Visionairy, which secured the 2024 FEA Aerosol Startup Award, developed software powered by patented AI compatible with standard camera systems. Co-founder Daniel Blengino explained how this innovation automates visual quality inspection in the factory.

Company background
Founded in 2018 and based near Paris, Visionairy emerged after its founders observed how much quality control was still done manually in French factories, and how existing market solutions underperformed. The aerosol sector has matured in its adoption of computer vision, yet traditional smart cameras still present real limitations: dependency on experts, extensive programming, and suboptimal results.
The core problem
Blengino identified a major challenge: a high false positive rate that leads to unnecessary scrap. Aerosol production inherently involves variability. Traditional vision systems rely on pre-defined rules, so comprehensive defect coverage becomes increasingly difficult as variability grows, which results in poor performance.
The solution: GLAD software
Visionairy's no-code platform lets teams create, test, and deploy AI-based vision applications for defect detection and part sorting. Its patented GLAD technology differs fundamentally: it trains itself using only OK images, instead of learning from a defect database. This approach enables autonomous, traceable digitization aligned with Industry 4.0 strategies. Beyond image analysis, the system centralizes production data for real-time access and continuous performance improvement.

Three essential elements
Blengino emphasized three requirements for a successful computer vision solution: good technology, effective tools, and quality images. He stressed that regardless of analytical capabilities, if the information to detect is not in the image, the system will not be able to detect anything. As an optical engineer, he noted that the reflective aluminum composition of aerosols complicates image capture. Visionairy therefore provides optical expertise on cameras, lighting, and configurations.
The platform recommends cost-effective standard hardware (cameras, lighting, PLCs) and retrofits existing production lines, since the software works with any camera system.
Implementation process
GLAD requires only 50 to 100 OK images to create a deployable production model. This minimal data requirement benefits factories where defects are uncommon: GLAD enables automated inspection using accessible images while rapidly detecting anomalies and novel defects.

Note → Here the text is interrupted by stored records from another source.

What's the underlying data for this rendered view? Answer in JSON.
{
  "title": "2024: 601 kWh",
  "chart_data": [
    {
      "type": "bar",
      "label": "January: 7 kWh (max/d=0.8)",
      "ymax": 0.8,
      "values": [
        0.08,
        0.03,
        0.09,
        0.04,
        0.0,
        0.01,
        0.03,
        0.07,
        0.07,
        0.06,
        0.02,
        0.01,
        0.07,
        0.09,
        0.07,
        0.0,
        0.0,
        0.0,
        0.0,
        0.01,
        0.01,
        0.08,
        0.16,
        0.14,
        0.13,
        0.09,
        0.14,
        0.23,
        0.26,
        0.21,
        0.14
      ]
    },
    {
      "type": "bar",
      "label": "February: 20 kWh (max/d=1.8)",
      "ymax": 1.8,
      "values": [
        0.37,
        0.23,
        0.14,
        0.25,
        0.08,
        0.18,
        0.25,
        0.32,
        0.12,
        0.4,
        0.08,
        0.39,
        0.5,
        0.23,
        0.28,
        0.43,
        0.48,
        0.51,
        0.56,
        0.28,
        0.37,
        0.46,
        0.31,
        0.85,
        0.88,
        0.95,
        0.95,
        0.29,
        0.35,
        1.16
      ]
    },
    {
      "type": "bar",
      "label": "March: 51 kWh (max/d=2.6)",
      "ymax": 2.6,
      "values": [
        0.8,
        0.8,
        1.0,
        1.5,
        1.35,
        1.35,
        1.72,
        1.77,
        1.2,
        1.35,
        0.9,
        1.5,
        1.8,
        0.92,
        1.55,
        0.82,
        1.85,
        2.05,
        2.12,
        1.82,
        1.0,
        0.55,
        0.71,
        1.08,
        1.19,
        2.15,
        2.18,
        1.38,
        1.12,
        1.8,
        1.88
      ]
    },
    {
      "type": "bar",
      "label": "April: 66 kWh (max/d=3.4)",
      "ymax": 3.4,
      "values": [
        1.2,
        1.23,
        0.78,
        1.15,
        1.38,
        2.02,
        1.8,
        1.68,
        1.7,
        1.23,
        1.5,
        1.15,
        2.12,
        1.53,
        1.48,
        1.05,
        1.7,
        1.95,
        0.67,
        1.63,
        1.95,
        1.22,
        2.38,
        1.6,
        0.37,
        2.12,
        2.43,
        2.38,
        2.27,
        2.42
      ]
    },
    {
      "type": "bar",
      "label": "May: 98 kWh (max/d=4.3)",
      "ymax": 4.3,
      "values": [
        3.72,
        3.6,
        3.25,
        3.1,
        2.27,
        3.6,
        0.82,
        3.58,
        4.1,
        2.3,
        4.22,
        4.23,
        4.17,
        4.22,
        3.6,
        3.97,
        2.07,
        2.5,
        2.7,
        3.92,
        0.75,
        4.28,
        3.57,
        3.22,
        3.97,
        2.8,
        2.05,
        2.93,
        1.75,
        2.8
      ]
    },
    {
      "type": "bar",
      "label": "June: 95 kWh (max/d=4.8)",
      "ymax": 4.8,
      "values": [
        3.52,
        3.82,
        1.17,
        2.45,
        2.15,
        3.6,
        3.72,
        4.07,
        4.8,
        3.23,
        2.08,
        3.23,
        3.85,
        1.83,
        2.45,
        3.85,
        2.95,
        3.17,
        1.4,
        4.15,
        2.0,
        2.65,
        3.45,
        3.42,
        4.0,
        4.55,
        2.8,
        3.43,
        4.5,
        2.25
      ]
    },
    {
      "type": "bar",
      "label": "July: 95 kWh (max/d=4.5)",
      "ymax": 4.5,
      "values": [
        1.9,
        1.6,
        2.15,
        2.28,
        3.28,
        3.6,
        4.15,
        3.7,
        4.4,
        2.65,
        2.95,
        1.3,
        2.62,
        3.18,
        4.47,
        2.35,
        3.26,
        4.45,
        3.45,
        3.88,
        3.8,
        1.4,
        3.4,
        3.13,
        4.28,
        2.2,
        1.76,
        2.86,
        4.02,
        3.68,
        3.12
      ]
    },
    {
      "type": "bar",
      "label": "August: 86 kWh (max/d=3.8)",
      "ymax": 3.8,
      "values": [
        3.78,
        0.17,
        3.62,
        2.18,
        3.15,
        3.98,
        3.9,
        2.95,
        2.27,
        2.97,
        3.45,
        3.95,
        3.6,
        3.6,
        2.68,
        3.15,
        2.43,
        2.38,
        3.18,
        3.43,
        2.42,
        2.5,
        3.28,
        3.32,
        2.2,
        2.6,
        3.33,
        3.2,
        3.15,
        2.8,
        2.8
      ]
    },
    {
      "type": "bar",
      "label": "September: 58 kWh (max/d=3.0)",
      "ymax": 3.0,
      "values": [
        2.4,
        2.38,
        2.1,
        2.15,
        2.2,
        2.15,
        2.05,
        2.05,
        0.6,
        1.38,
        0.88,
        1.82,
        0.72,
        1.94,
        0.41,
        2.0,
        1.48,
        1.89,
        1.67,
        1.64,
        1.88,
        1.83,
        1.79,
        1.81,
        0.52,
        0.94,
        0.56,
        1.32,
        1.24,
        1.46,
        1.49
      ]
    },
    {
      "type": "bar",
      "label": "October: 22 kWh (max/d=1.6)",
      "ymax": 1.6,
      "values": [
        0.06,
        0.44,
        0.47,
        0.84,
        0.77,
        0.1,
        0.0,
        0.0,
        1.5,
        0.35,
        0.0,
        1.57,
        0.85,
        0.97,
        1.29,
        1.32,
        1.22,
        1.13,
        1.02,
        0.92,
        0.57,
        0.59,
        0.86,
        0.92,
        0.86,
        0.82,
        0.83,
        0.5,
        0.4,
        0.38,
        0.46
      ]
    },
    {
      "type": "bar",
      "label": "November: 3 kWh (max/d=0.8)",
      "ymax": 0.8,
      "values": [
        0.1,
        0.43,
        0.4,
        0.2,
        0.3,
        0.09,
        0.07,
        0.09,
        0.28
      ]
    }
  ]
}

Following evaluation, Visionairy transmits an OK or not-OK status to the PLC. Factories can reject products, halt the line, or trigger alarms, with fully customizable responses developed alongside automation teams or partner integrators. With five years of field experience, Visionairy is developing integrated optical assistance tools that give customers autonomy in configuration design.

Award recognition
At ADF 2024, part of Paris Packaging Week, the FEA selected Visionairy as Startup Award winner. Blengino attributed this success to addressing critical industry quality issues while advancing performance boundaries within an already-mature computer vision sector. He highlighted the team's ability to test, integrate, and launch the solution into production with an initial industrial buffer in less than six months. The jury also appreciated the focus on solving production problems rather than design challenges.

Broader applications
GLAD extends beyond aerosols into electronics, automotive, and cosmetics, supporting cosmetic control, assembly inspection, and part sorting across metal and packaging materials. Visionairy is especially well suited to the aerosol industry, where cameras are already installed and retrofitting is straightforward. The sector has experienced the limitations of traditional computer vision, and Visionairy's technology moves past those boundaries.
What comes next
For the rest of the year, Visionairy committed to expanding its customer base across the aerosol and packaging markets, including an exhibition at Hannover Messe, where the team occupied a startup booth.